A few minutes later, she felt her brother's presence approaching. Kevin sat beside her and remained silent for a while before speaking.
“Remember when we used to sit here to watch the ships? I would put you on my shoulders so you could see better, and you would wonder where they were going.”
“I don't really like remembering that,” she confessed.
“Why not?”
“I don't know. Thinking about childhood makes me…”
“Sad?”
“No. Angry. I… I don't know how to feel sadness anymore, Kevin. It feels like everything is too much for me, I always express myself with anger. Our parents say I'm out of control and always want me to shut up and listen, or to stop being so reactive… and I can't. I try too hard, and I can't. And now, at the same time that I need freedom, I'm afraid of it. I'm already an adult, no one understands why I just don't make my own decisions, but it's not easy when you're raised this way.”
Kevin listened to her attentively, without interrupting her at any point. He nodded and felt tears forming in his eyes.
“I understand that better than anyone, little sister,” he took a deep breath before continuing. “Do you know what I meant when I asked you to stay gold?”
“No. I never understood.”
“I saw it in a high school book. Maddie, staying gold is not changing, not losing your essence. Staying true to who you are, even in the midst of difficulty.
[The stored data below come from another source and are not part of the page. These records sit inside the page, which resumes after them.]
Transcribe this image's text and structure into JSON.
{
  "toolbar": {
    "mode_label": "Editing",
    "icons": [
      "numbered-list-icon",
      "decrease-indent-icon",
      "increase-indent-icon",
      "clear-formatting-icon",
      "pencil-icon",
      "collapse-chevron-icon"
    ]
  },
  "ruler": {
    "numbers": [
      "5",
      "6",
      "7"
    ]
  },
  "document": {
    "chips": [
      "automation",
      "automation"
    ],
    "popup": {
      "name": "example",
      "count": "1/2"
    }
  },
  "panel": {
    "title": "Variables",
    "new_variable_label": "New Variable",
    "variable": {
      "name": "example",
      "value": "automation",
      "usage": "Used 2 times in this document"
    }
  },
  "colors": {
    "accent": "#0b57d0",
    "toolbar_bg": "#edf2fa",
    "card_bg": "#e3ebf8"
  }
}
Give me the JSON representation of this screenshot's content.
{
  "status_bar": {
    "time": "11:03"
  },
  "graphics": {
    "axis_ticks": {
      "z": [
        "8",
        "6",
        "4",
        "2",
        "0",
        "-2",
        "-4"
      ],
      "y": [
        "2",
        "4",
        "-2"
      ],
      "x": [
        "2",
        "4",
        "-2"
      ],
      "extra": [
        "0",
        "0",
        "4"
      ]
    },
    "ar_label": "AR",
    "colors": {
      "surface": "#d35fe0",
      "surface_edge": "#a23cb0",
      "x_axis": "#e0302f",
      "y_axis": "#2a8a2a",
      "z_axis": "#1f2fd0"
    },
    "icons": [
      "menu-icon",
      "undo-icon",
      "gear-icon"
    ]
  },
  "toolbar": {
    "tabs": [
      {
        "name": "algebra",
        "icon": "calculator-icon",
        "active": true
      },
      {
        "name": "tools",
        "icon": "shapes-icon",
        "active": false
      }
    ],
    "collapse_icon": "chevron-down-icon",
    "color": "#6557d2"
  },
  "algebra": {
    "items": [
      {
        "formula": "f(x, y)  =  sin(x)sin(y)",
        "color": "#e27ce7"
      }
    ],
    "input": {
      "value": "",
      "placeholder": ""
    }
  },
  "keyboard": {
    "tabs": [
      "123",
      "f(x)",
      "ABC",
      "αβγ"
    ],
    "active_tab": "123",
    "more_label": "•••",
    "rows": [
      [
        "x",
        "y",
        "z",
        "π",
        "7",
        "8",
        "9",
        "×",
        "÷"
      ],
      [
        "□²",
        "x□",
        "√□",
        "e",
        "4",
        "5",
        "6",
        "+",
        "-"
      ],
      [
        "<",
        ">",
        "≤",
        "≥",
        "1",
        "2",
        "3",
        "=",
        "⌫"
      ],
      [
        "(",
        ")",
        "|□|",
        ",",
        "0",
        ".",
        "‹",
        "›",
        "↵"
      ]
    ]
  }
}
But the poem itself said that nothing gold can stay. Something stole your tears and your smile in these last few years, didn't it?”
Maddie nodded her head. Her eyes were red from the tears she was trying to hold back.
“I couldn't keep the promise. Not only did I not stay true to myself, but I completely lost myself, Kevin. I don't know how to live anymore.”
“I went through the same thing. That day we sat here, before I left, I was feeling the same way you're feeling now. Fear, anger, frustration, insecurity, and the feeling that I had lost myself along the way. But I went anyway. Because I knew that if I didn't go, I would be trapped in this same cycle forever.”
“And are you happy?”
“I am. The sun has risen again for me, Maddie. And it will rise again for you too.”
Madeleine smiled and rested her head on her older brother's shoulder.
“What if it doesn't work out?”
“What if it does? I know you see a dark forest before you, but you don't know that perhaps, in the midst of the darkness, you can find other fields… fields…”
“Of gold,” she completed. “My freedom and identity back,” she said with hope in her voice. “That would be perfect.”
“And it will be. You'll see.”
Kevin stood up and held out his hand to his sister.
“Rise up, Madeleine. The sun is coming.”
She raised an eyebrow.
“The sun is setting, Kevin.”
“That depends on what part of the world you're in.”
He winked and walked back towards the house. Madeleine smiled to herself.
Then she stood up, thinking only of the golden fields that awaited her in the coming weeks.